The day I began writing this I was sitting in my backyard, the light from our local star-- 93 million miles away and barreling toward us at 186,000 miles per second-- was shining in my backyard.  It’s a spring day more than a month past the equinox, our planet rotating and tilting into summer light.  On the patio, the shadow of metal chair with its faux woven back, makes rectangles of light on the yellow clapboards.  The chives, emerging from the earth a few weeks ago, are glistening in light.  Dandelions abound. The finches have absorbed the new light, and their wings have changed from a drab near-beige to a bright yellow. The roots are having conversations in the earth beneath me, absorbing water and minerals and nutrients in the dark, as much living taking place in the darkness below the earth as in the trees’ crowns above. The cloudless sky is deep blue, the water in the cove is moving in slight ripples, and the State road crew is spray painting new yellow lines down the worn asphalt.  

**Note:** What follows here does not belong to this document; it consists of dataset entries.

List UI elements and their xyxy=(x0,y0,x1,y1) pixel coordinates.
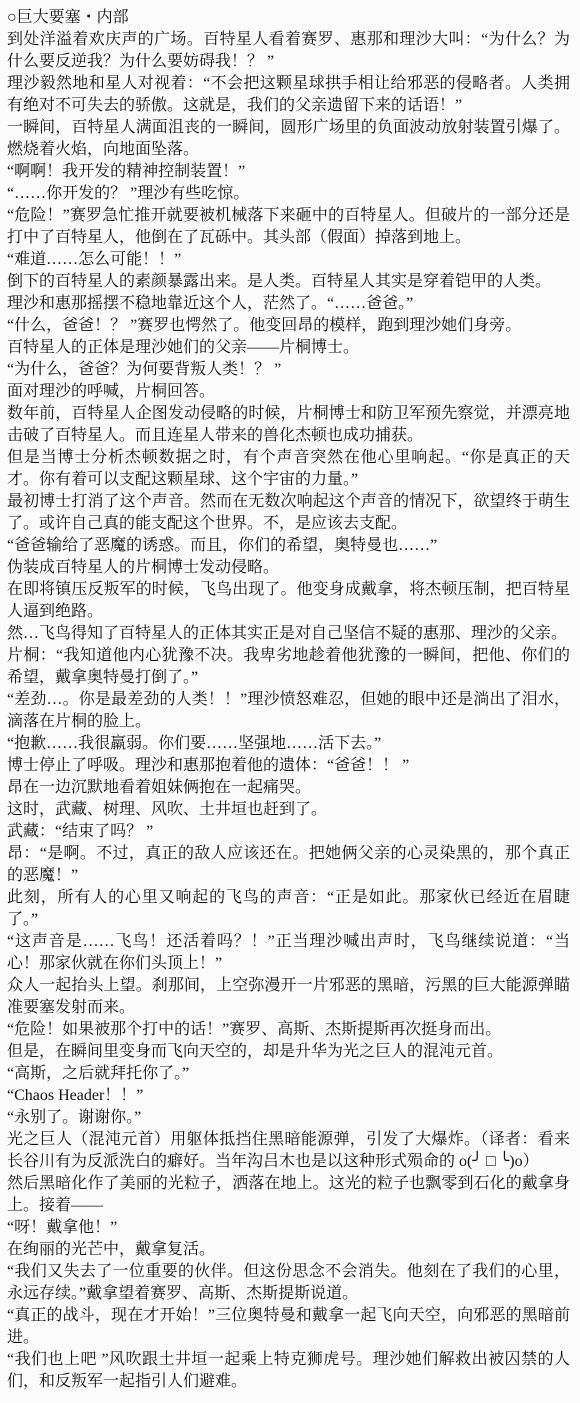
paragraph: 面对理沙的呼喊，片桐回答。 xyxy=(7,381,570,403)
paragraph: 昂在一边沉默地看着姐妹俩抱在一起痛哭。 xyxy=(7,777,570,799)
paragraph: “我们也上吧 ”风吹跟土井垣一起乘上特克狮虎号。理沙她们解救出被囚禁的人们，和反… xyxy=(7,1349,570,1393)
paragraph: 此刻，所有人的心里又响起的飞鸟的声音：“正是如此。那家伙已经近在眉睫了。” xyxy=(7,887,570,931)
paragraph: 光之巨人（混沌元首）用躯体抵挡住黑暗能源弹，引发了大爆炸。（译者：看来长谷川有为… xyxy=(7,1129,570,1173)
paragraph: “差劲…。你是最差劲的人类！！”理沙愤怒难忍，但她的眼中还是淌出了泪水，滴落在片… xyxy=(7,689,570,733)
paragraph: “爸爸输给了恶魔的诱惑。而且，你们的希望，奥特曼也……” xyxy=(7,535,570,557)
paragraph: 理沙毅然地和星人对视着：“不会把这颗星球拱手相让给邪恶的侵略者。人类拥有绝对不可… xyxy=(7,73,570,117)
paragraph: 但是当博士分析杰顿数据之时，有个声音突然在他心里响起。“你是真正的天才。你有着可… xyxy=(7,447,570,491)
paragraph-list: 到处洋溢着欢庆声的广场。百特星人看着赛罗、惠那和理沙大叫：“为什么？为什么要反逆… xyxy=(7,29,570,1393)
paragraph: 倒下的百特星人的素颜暴露出来。是人类。百特星人其实是穿着铠甲的人类。 xyxy=(7,271,570,293)
paragraph: 伪装成百特星人的片桐博士发动侵略。 xyxy=(7,557,570,579)
paragraph: 这时，武藏、树理、风吹、土井垣也赶到了。 xyxy=(7,799,570,821)
paragraph: 然…飞鸟得知了百特星人的正体其实正是对自己坚信不疑的惠那、理沙的父亲。 xyxy=(7,623,570,645)
paragraph: “我们又失去了一位重要的伙伴。但这份思念不会消失。他刻在了我们的心里，永远存续。… xyxy=(7,1261,570,1305)
paragraph: “……你开发的？ ”理沙有些吃惊。 xyxy=(7,183,570,205)
paragraph: “高斯，之后就拜托你了。” xyxy=(7,1063,570,1085)
paragraph: 然后黑暗化作了美丽的光粒子，洒落在地上。这光的粒子也飘零到石化的戴拿身上。接着—… xyxy=(7,1173,570,1217)
paragraph: “什么，爸爸！？ ”赛罗也愕然了。他变回昂的模样，跑到理沙她们身旁。 xyxy=(7,315,570,337)
paragraph: “危险！”赛罗急忙推开就要被机械落下来砸中的百特星人。但破片的一部分还是打中了百… xyxy=(7,205,570,249)
paragraph: “呀！戴拿他！” xyxy=(7,1217,570,1239)
paragraph: “真正的战斗，现在才开始！”三位奥特曼和戴拿一起飞向天空，向邪恶的黑暗前进。 xyxy=(7,1305,570,1349)
paragraph: 一瞬间，百特星人满面沮丧的一瞬间，圆形广场里的负面波动放射装置引爆了。燃烧着火焰… xyxy=(7,117,570,161)
paragraph: 众人一起抬头上望。刹那间，上空弥漫开一片邪恶的黑暗，污黑的巨大能源弹瞄准要塞发射… xyxy=(7,975,570,1019)
paragraph: 到处洋溢着欢庆声的广场。百特星人看着赛罗、惠那和理沙大叫：“为什么？为什么要反逆… xyxy=(7,29,570,73)
paragraph: 最初博士打消了这个声音。然而在无数次响起这个声音的情况下，欲望终于萌生了。或许自… xyxy=(7,491,570,535)
paragraph: 博士停止了呼吸。理沙和惠那抱着他的遗体：“爸爸！！ ” xyxy=(7,755,570,777)
paragraph: “抱歉……我很羸弱。你们要……坚强地……活下去。” xyxy=(7,733,570,755)
paragraph: 片桐：“我知道他内心犹豫不决。我卑劣地趁着他犹豫的一瞬间，把他、你们的希望，戴拿… xyxy=(7,645,570,689)
paragraph: “为什么，爸爸？为何要背叛人类！？ ” xyxy=(7,359,570,381)
paragraph: “危险！如果被那个打中的话！”赛罗、高斯、杰斯提斯再次挺身而出。 xyxy=(7,1019,570,1041)
paragraph: “难道……怎么可能！！” xyxy=(7,249,570,271)
paragraph: 在绚丽的光芒中，戴拿复活。 xyxy=(7,1239,570,1261)
paragraph: “永别了。谢谢你。” xyxy=(7,1107,570,1129)
paragraph: 但是，在瞬间里变身而飞向天空的，却是升华为光之巨人的混沌元首。 xyxy=(7,1041,570,1063)
paragraph: 理沙和惠那摇摆不稳地靠近这个人，茫然了。“……爸爸。” xyxy=(7,293,570,315)
paragraph: “啊啊！我开发的精神控制装置！” xyxy=(7,161,570,183)
paragraph: 数年前，百特星人企图发动侵略的时候，片桐博士和防卫军预先察觉，并漂亮地击破了百特… xyxy=(7,403,570,447)
paragraph: 在即将镇压反叛军的时候，飞鸟出现了。他变身成戴拿，将杰顿压制，把百特星人逼到绝路… xyxy=(7,579,570,623)
paragraph: 武藏：“结束了吗？ ” xyxy=(7,821,570,843)
document-page: ○巨大要塞・内部 到处洋溢着欢庆声的广场。百特星人看着赛罗、惠那和理沙大叫：“为… xyxy=(0,0,580,1403)
scene-heading: ○巨大要塞・内部 xyxy=(7,7,570,29)
paragraph: “这声音是……飞鸟！还活着吗？！”正当理沙喊出声时，飞鸟继续说道：“当心！那家伙… xyxy=(7,931,570,975)
paragraph: 百特星人的正体是理沙她们的父亲——片桐博士。 xyxy=(7,337,570,359)
paragraph: 昂：“是啊。不过，真正的敌人应该还在。把她俩父亲的心灵染黑的，那个真正的恶魔！” xyxy=(7,843,570,887)
paragraph: “Chaos Header！！” xyxy=(7,1085,570,1107)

It’s the kind of morning that if you hadn’t listened to the news or looked too far beyond the yard, the world would be just about perfect. This could be the seventh day in the book of Genesis, after our world was created. In the Bible it takes a symbolic week to make everything, beginning when God says “Let there be light.”  If we read further, though, God hasn’t made the light, but “separated the light from the darkness.”  Because before that, the darkness and the light were one; they still dance today, so finely attuned, so calibrated in every way by every plant and creature, by every star and galaxy.  In our spiritual yearnings we may pray to move from the darkness to the light, but on a more visceral level we know that they are joined, and that it is a continuous and eternal journey.  The seeds that I plant in the garden would never live if not for the darkness.  It’s the place where they go to be born.

This balance is our first of many pairings—innocence and experience, knowing and not knowing, joy and sorrow, life and death.  It’s never the one or the other, but both together.  The poem, the painting, the dance, the music that moves us are always combining the two.  All makers know that if an artistic journey only goes into the known, then there would be no discovery. We make metaphors as a way of describing this passage into the unknown.  No metaphor can get us all the way there, but each one adds to our comprehension.  

A few years ago I visited the Kiyomizu- Dera Buddhist Temple in Kyoto, Japan.  Dating back to 780, it’s a stunning complex of pagodas and shrines overlooking the city.  One attraction written up in the guide books was a passageway underneath the Zuigu-do Shrine.  Walking through it symbolically recreates a journey of rebirth through the womb of a female bodhisattva. 

At first it seemed like a ritual turned into an attraction—take off your shoes, pay 100 yen and walk with giggling school kids and tourists from around the world.  But as I descended the narrow stairs, I was unprepared for the total darkness, where I could see nothing in front of me. I was lost. My fear may have been irrational, but it was deep. I wasn’t dying, but I wasn’t a tourist anymore. Along one wall was a railing made of oversized prayer beads—holding onto each bead as I walked was the only way for me to know where I was going and it became my life-line. 

Emerging into the light, I knew that I had entered a place of awe that had moved me beyond words, and I had come out on the other side.  Perhaps this is the way we are born and the way we die. I know it’s the way we go on journey when we are utterly lost—grasping one symbolic prayer bead at a time.  There I was in the blinding light of summer, on the other side of the world, a humid day where people were taking selfies and eating ice cream.